Consequently, CB1 can benefit soil amendment and C sequestration via mediating soil microbial community structure since fungi have a lower turnover rate (Clemmensen et al. 2015). This possibility is supported by the higher S/R levels in SC1 than in SC5, indicating an increase in the resource supply with CB1 addition (Lehmann et al. 2011). In addition to having high mobility, fine biochars can be transported along with soil profiles via mixing by animals (e.g., earthworms) (Eckmeier et al. 2007). Such transport can enhance soil aggregate formation and soil structure amelioration (Wang et al. 2017) and, thus, could benefit soil microbial community modification and improve soil quality and crop production. Therefore, we speculate that in contrast to coarse biochars, fine biochars can reform an agricultural ecosystem in the long term. However, support for hypothesis (ii) was not obtained; that is, the particle-size effect on soil microbial community structure mediation was not evident when N was added. This finding suggests that the soil-acidification effect (“Changes in soil microbial community structure after biochar and external N additions” section) outweighs the particle-size effect. The effect of acidification was reflected in the nonsignificant difference in S/R between SC1N and SC5N, further supporting the conclusion that among the amendments, N fertilizer had the greatest effect on maize production at the seedling stage. Thus, when considering the use of biochar in association with chemical N fertilizer as a soil amendment, the fact that soil acidity has considerable effects on soil ecological processes regardless of particle size, at least at the maize seedling stage, should be considered.

The effect of particle size may vary with biochar type, as biochar characteristics are strongly influenced by the raw material and pyrolysis conditions (Sanroman et al. 2017). Soil type and biochar application rate may also be important due to their influences on soil chemical and biological properties (Chen et al. 2013; Gomez et al. 2014; Wu et al. 2018). In the long term, the effect of particle size on soil microbial community structure can be expected to vary continuously in soils, since biochars continue to oxidize/mineralize and alter soil physicochemical properties over time (Yuan et al. 2017). Furthermore, the whole maize growth period should be considered when assessing the relationship between biochar particle size and soil microbial community structure. Nevertheless, this study presents experimental evidence of the biochar modification of soil microbial community structure and the influence of particle size at the maize seedling stage.
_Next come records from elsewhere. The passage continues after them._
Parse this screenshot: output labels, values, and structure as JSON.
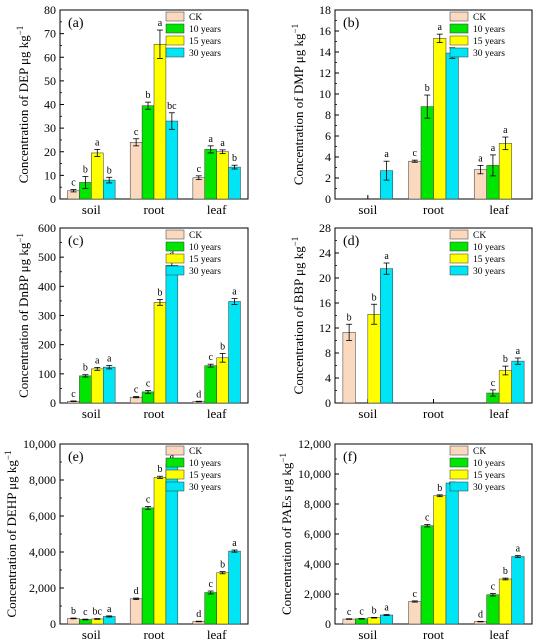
{
  "chart_data": [
    {
      "type": "bar",
      "panel_label": "(a)",
      "ylabel": "Concentration of DEP μg kg",
      "ylabel_sup": "−1",
      "categories": [
        "soil",
        "root",
        "leaf"
      ],
      "ylim": [
        0,
        80
      ],
      "yticks": [
        "0",
        "10",
        "20",
        "30",
        "40",
        "50",
        "60",
        "70",
        "80"
      ],
      "legend": [
        "CK",
        "10 years",
        "15 years",
        "30 years"
      ],
      "series": [
        {
          "name": "CK",
          "color": "#fad9bf",
          "values": [
            3.5,
            24,
            9
          ],
          "errors": [
            0.5,
            1.5,
            0.8
          ],
          "letters": [
            "c",
            "c",
            "c"
          ]
        },
        {
          "name": "10 years",
          "color": "#00e600",
          "values": [
            7,
            39.5,
            21
          ],
          "errors": [
            2.5,
            1.5,
            1.5
          ],
          "letters": [
            "b",
            "b",
            "a"
          ]
        },
        {
          "name": "15 years",
          "color": "#ffff00",
          "values": [
            19.5,
            65.5,
            20
          ],
          "errors": [
            1.5,
            6,
            0.8
          ],
          "letters": [
            "a",
            "a",
            "a"
          ]
        },
        {
          "name": "30 years",
          "color": "#00e5f5",
          "values": [
            8,
            33,
            13.5
          ],
          "errors": [
            1.2,
            3.5,
            0.8
          ],
          "letters": [
            "b",
            "bc",
            "b"
          ]
        }
      ]
    },
    {
      "type": "bar",
      "panel_label": "(b)",
      "ylabel": "Concentration of DMP μg kg",
      "ylabel_sup": "−1",
      "categories": [
        "soil",
        "root",
        "leaf"
      ],
      "ylim": [
        0,
        18
      ],
      "yticks": [
        "0",
        "2",
        "4",
        "6",
        "8",
        "10",
        "12",
        "14",
        "16",
        "18"
      ],
      "legend": [
        "CK",
        "10 years",
        "15 years",
        "30 years"
      ],
      "series": [
        {
          "name": "CK",
          "color": "#fad9bf",
          "values": [
            0,
            3.6,
            2.8
          ],
          "errors": [
            0,
            0.1,
            0.4
          ],
          "letters": [
            "",
            "c",
            "a"
          ]
        },
        {
          "name": "10 years",
          "color": "#00e600",
          "values": [
            0,
            8.8,
            3.2
          ],
          "errors": [
            0,
            1.1,
            1.0
          ],
          "letters": [
            "",
            "b",
            "a"
          ]
        },
        {
          "name": "15 years",
          "color": "#ffff00",
          "values": [
            0,
            15.3,
            5.3
          ],
          "errors": [
            0,
            0.4,
            0.6
          ],
          "letters": [
            "",
            "a",
            "a"
          ]
        },
        {
          "name": "30 years",
          "color": "#00e5f5",
          "values": [
            2.7,
            13.9,
            0
          ],
          "errors": [
            0.9,
            0.5,
            0
          ],
          "letters": [
            "a",
            "a",
            ""
          ]
        }
      ]
    },
    {
      "type": "bar",
      "panel_label": "(c)",
      "ylabel": "Concentration of DnBP μg kg",
      "ylabel_sup": "−1",
      "categories": [
        "soil",
        "root",
        "leaf"
      ],
      "ylim": [
        0,
        600
      ],
      "yticks": [
        "0",
        "100",
        "200",
        "300",
        "400",
        "500",
        "600"
      ],
      "legend": [
        "CK",
        "10 years",
        "15 years",
        "30 years"
      ],
      "series": [
        {
          "name": "CK",
          "color": "#fad9bf",
          "values": [
            6,
            20,
            5
          ],
          "errors": [
            1,
            2,
            1
          ],
          "letters": [
            "c",
            "c",
            "d"
          ]
        },
        {
          "name": "10 years",
          "color": "#00e600",
          "values": [
            93,
            38,
            128
          ],
          "errors": [
            4,
            5,
            5
          ],
          "letters": [
            "b",
            "c",
            "c"
          ]
        },
        {
          "name": "15 years",
          "color": "#ffff00",
          "values": [
            117,
            345,
            155
          ],
          "errors": [
            5,
            10,
            15
          ],
          "letters": [
            "a",
            "b",
            "b"
          ]
        },
        {
          "name": "30 years",
          "color": "#00e5f5",
          "values": [
            123,
            472,
            348
          ],
          "errors": [
            6,
            20,
            10
          ],
          "letters": [
            "a",
            "a",
            "a"
          ]
        }
      ]
    },
    {
      "type": "bar",
      "panel_label": "(d)",
      "ylabel": "Concentration of BBP μg kg",
      "ylabel_sup": "−1",
      "categories": [
        "soil",
        "root",
        "leaf"
      ],
      "ylim": [
        0,
        28
      ],
      "yticks": [
        "0",
        "4",
        "8",
        "12",
        "16",
        "20",
        "24",
        "28"
      ],
      "legend": [
        "CK",
        "10 years",
        "15 years",
        "30 years"
      ],
      "series": [
        {
          "name": "CK",
          "color": "#fad9bf",
          "values": [
            11.3,
            0,
            0
          ],
          "errors": [
            1.3,
            0,
            0
          ],
          "letters": [
            "b",
            "",
            ""
          ]
        },
        {
          "name": "10 years",
          "color": "#00e600",
          "values": [
            0,
            0,
            1.6
          ],
          "errors": [
            0,
            0,
            0.5
          ],
          "letters": [
            "",
            "",
            "c"
          ]
        },
        {
          "name": "15 years",
          "color": "#ffff00",
          "values": [
            14.2,
            0,
            5.2
          ],
          "errors": [
            1.6,
            0,
            0.7
          ],
          "letters": [
            "b",
            "",
            "b"
          ]
        },
        {
          "name": "30 years",
          "color": "#00e5f5",
          "values": [
            21.5,
            0,
            6.7
          ],
          "errors": [
            0.9,
            0,
            0.5
          ],
          "letters": [
            "a",
            "",
            "a"
          ]
        }
      ]
    },
    {
      "type": "bar",
      "panel_label": "(e)",
      "ylabel": "Concentration of DEHP μg kg",
      "ylabel_sup": "−1",
      "categories": [
        "soil",
        "root",
        "leaf"
      ],
      "ylim": [
        0,
        10000
      ],
      "yticks": [
        "0",
        "2,000",
        "4,000",
        "6,000",
        "8,000",
        "10,000"
      ],
      "legend": [
        "CK",
        "10 years",
        "15 years",
        "30 years"
      ],
      "series": [
        {
          "name": "CK",
          "color": "#fad9bf",
          "values": [
            310,
            1400,
            140
          ],
          "errors": [
            20,
            40,
            15
          ],
          "letters": [
            "b",
            "d",
            "d"
          ]
        },
        {
          "name": "10 years",
          "color": "#00e600",
          "values": [
            250,
            6450,
            1750
          ],
          "errors": [
            20,
            80,
            80
          ],
          "letters": [
            "c",
            "c",
            "c"
          ]
        },
        {
          "name": "15 years",
          "color": "#ffff00",
          "values": [
            280,
            8150,
            2850
          ],
          "errors": [
            20,
            60,
            60
          ],
          "letters": [
            "bc",
            "b",
            "b"
          ]
        },
        {
          "name": "30 years",
          "color": "#00e5f5",
          "values": [
            420,
            8900,
            4050
          ],
          "errors": [
            30,
            60,
            60
          ],
          "letters": [
            "a",
            "a",
            "a"
          ]
        }
      ]
    },
    {
      "type": "bar",
      "panel_label": "(f)",
      "ylabel": "Concentration of PAEs μg kg",
      "ylabel_sup": "−1",
      "categories": [
        "soil",
        "root",
        "leaf"
      ],
      "ylim": [
        0,
        12000
      ],
      "yticks": [
        "0",
        "2,000",
        "4,000",
        "6,000",
        "8,000",
        "10,000",
        "12,000"
      ],
      "legend": [
        "CK",
        "10 years",
        "15 years",
        "30 years"
      ],
      "series": [
        {
          "name": "CK",
          "color": "#fad9bf",
          "values": [
            330,
            1500,
            160
          ],
          "errors": [
            20,
            40,
            15
          ],
          "letters": [
            "c",
            "c",
            "d"
          ]
        },
        {
          "name": "10 years",
          "color": "#00e600",
          "values": [
            350,
            6550,
            1950
          ],
          "errors": [
            20,
            80,
            80
          ],
          "letters": [
            "c",
            "c",
            "c"
          ]
        },
        {
          "name": "15 years",
          "color": "#ffff00",
          "values": [
            420,
            8550,
            3000
          ],
          "errors": [
            20,
            60,
            60
          ],
          "letters": [
            "b",
            "b",
            "b"
          ]
        },
        {
          "name": "30 years",
          "color": "#00e5f5",
          "values": [
            600,
            9400,
            4500
          ],
          "errors": [
            30,
            60,
            60
          ],
          "letters": [
            "a",
            "a",
            "a"
          ]
        }
      ]
    }
  ]
}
Regardless of whether biochars are applied in association with N fertilizer, their particle sizes should be taken into account when using biochar as a soil amendment in agricultural practices.

Conclusions

During the maize seedling period, fine biochar CB1 has a stronger capacity than CB5 to modify soil microbial community structure by promoting soil microbial groups (e.g., fungi, GN); this stronger capacity is because CB1 undergoes a series of more intense processes (e.g., nutrient release, mineralization) than does CB5. However, this difference diminishes or even disappears when external N is added because of the impact of soil acidification induced by the N. Thus, for this type of biochar, particle size affects soil microbial community structure only when biochar is applied alone, not when it is applied in association with chemical N fertilizer, at least during the seedling period. This study presents direct empirical evidence for the relevance of particle size when using biochar to amend soils. The effect of particle size should be considered when using biochar for soil amendment in agricultural practice, especially in clay soils.